The Ultimate “Backdoor” Play on Asian Growth…

I recently wrote about a new divide that separates the world.

On one side of this divide you have countries that rely for their survival on imports of natural resources. On the other you have countries that rake in massive profits from natural resource exports.

You don’t need to know the first thing about investing to know which countries are going to profit in an increasingly resource constrained world: the “Haves” or the “Have-Nots.”

It’s a no-brainer.

On Wednesday, I talked about my two favorite “haves” in the emerging world: Brazil and Russia. Today, I want to draw your attention to another “have” – one much closer to home.

This country was the largest supplier of lumber to Japan last year, providing the Japanese with 38% of their total softwood-lumber imports. It also exports more oil to the U.S. than any other country on Earth. And India’s 600 million farmers rely on this country’s potash imports to grow their food.

For some of you, this country isn’t a foreign market at all. It’s where you live. I’m talking about Canada.

Leaving aside Canada’s natural resource riches, there are three key factors supporting the Canadian economy:

  1. A monetary policy that has not relied on excessive money printing
  2. A pro-business federal government
  3. A national balance sheet that is about the strongest in the industrialized world

But these factors are only a small part of the story. The No. 1 reason to love Canada is that it is a vast country blessed with abundant timber, water, coal, oil, natural gas, iron, gold and productive farmland.

Even better, there are only 35 million Canadians. So they have an abundance of these resources beyond their own needs.

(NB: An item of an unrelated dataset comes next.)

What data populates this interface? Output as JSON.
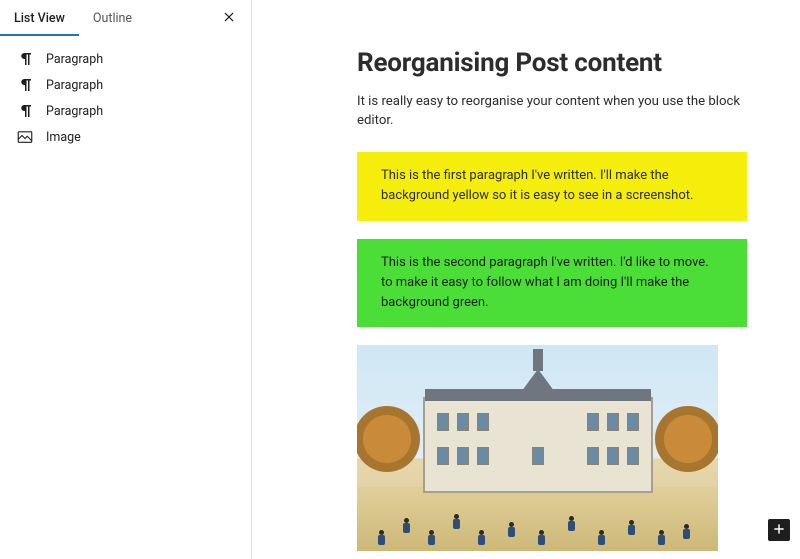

This means they can afford to export to countries that are hungry for them – particularly in Asia.

So how do you play Canada’s boom? We’ve already recommended you consider buying into Canada’s burgeoning oil sands industry through Suncor Energy Inc. (NYSE:SU).

With so much geopolitical risk in North Africa and the Middle East, Canada’s tar sands represent the biggest safe source of oil in the world right now.

It is highly unlikely that Canadians are going to rise up against their government. Or that sectarian strife is going to boil over there. Canada may have a reputation for being boring (underserved, I’m sure). But boring is a big plus when it comes to choosing an investment destination for your money.

Another way to play Canada’s resource strength is to buy shares in Teck Resources Ltd. (NYSE:TCK). Teck is a major producer of coal, copper and other metals that has China’s sovereign wealth fund, China Investment Corp., as a 17% strategic shareholder.

It’s solid, in other words. And it stands to benefit from increasing natural resource demand in the emerging world.

I’d add to this list fertilizer giant Potash Corp Saskatchewan (NYSE:POT).

Potash is a crop-enhancing fertilizer that the world couldn’t live without. It’s especially important in resource-poor emerging markets such as India, where about 60% of the population is dependent on farming for its livelihood.

It’s no surprise that India is the world’s biggest Potash importer. Potash boosts yields of popular crops such as rice, fruit and vegetables. Without a consistent supply, yields would fall and prices would rise.

In a country that is already suffering from high levels of food inflation, such a scenario would be catastrophic.

Potash Corp. is uniquely suited to ride this trend. About 80% of the world’s potash supply is controlled by a handful of companies. And Potash Corp. is the largest.

Increasing demand for mineral-rich fertilizer is the kind of trend set to pay off big, as populations grow in the emerging markets… per-capita incomes rise…and more and more people leave the countryside and move to cities.

You need to have patience to see this kind of investment pay off. But as they say, good things come to those who wait.